Figure 5. Bmal1−/− mouse embryonic stem cells (mESCs) display altered formation of gastrula-like organoids.

(A) Microscopic images of Bmal1−/− and JM8 wild-type mESCs during differentiation into gastruloids at indicated time points. White arrows indicate the position of the developing gastruloid. Scale bar is 50 μm. Histogram shows the average diameter of wild-type and Bmal1−/− gastruloids on day five. (B, C, D, E) mRNA expression of pluripotency (black)-, ectoderm (blue)-, endoderm (green)-, and mesoderm (red)-specific genes at indicated days during gastruloid formation as measure by RT-qPCR in JM8 wild-type and Bmal1−/− (grey) mESCs. Expression was normalized to Hmbs and Ywhaz. Fold change relative to undifferentiated cells at time cero is represented. (F) Western blot analysis of Bmal1 protein using whole-cell extracts of Bmal1−/− (clone #G10) and wildtype mESCs.
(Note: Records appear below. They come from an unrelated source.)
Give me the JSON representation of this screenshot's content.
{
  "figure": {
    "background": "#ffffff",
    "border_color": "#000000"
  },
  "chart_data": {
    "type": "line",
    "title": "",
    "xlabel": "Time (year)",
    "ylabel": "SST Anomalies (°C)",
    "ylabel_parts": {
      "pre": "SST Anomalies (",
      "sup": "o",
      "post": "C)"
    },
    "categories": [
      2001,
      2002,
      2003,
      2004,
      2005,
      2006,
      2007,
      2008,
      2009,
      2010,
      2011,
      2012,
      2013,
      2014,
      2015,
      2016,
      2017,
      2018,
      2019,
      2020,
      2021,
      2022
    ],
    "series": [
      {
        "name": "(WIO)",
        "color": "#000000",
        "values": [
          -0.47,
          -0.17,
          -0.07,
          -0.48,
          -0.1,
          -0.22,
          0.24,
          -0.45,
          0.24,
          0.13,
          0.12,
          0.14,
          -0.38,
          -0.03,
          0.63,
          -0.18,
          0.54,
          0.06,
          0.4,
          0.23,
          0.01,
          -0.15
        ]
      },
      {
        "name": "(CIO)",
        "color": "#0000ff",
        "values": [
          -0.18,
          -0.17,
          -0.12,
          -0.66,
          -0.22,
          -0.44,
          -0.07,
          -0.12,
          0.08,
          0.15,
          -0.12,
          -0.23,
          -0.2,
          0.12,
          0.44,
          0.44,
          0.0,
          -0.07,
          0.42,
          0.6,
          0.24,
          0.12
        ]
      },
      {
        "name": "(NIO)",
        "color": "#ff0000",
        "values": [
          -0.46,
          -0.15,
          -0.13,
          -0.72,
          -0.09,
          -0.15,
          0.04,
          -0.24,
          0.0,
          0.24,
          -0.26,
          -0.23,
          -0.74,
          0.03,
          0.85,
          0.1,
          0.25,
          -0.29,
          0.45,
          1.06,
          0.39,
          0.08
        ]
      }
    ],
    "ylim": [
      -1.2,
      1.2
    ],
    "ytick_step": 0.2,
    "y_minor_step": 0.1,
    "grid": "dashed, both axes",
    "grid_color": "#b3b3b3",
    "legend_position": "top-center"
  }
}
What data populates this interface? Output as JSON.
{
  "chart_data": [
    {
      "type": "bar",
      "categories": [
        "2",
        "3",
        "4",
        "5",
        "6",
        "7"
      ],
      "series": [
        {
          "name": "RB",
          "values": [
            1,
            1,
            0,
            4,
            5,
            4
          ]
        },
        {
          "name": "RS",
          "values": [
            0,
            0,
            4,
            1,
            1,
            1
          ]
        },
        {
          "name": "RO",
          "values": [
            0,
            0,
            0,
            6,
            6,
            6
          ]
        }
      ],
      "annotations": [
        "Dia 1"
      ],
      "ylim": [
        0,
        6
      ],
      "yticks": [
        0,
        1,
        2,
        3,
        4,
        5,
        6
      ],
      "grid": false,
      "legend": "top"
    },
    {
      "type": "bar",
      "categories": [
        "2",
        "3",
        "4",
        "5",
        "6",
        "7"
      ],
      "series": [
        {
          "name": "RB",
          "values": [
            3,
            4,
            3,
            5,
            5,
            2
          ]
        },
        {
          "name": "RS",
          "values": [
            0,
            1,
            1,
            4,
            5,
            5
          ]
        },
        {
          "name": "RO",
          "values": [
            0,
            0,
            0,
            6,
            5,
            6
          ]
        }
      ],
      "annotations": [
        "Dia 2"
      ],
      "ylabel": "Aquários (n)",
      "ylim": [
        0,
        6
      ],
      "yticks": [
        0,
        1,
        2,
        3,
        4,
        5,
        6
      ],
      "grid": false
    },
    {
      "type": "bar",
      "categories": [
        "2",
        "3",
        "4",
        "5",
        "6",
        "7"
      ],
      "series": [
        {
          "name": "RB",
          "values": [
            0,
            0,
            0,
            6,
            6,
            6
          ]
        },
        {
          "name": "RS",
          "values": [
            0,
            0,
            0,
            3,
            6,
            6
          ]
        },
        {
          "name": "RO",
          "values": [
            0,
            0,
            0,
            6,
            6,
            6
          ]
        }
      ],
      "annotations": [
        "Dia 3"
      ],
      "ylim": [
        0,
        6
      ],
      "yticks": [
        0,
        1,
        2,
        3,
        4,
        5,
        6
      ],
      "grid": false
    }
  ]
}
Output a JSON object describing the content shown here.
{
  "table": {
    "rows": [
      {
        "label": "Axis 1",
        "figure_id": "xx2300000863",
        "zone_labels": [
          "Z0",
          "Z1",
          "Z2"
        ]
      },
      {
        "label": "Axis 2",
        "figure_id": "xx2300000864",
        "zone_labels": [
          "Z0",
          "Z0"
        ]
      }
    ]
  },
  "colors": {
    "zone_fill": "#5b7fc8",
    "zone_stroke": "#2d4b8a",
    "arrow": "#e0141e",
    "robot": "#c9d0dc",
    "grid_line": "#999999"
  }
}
B-actin provide a loading control. (G) mRNA expression analysis of pluripotency markers Nanog, Oct4, and Rex1 in Bmal1−/− (clone #G10) and JM8 wild-type mESCs by RT-qPCR. Expression was normalized to Hmbs and Ywhaz. (H) Western blot analysis of Nanog protein using whole-cell extracts of Bmal1−/− (clone #G10) and wild-type mESCs. Lamin B provide a loading control. (I) Microscopic images of gastruloids generated at day five by Bmal1−/− (clone #G10) and JM8 wild-type mESCs. Scale bar is 100 μm. (J) mRNA expression of ectoderm (blue)-, endoderm (green)-, and mesoderm (red)-specific genes on day five of gastruloid differentiation as measured by RT-qPCR in JM8 wild-type and Bmal1−/− (clone #G10) mESCs. Expression was normalized to Hmbs and Ywhaz. Fold change of Bmal1−/− #G10 relative to wild-type is represented. (B, C, D, E, G, J) Mean and SEM of three independent experiments are shown in (B, C, D, E, G, J). Asterisks (*) indicate significant difference (T-student P < 0.05).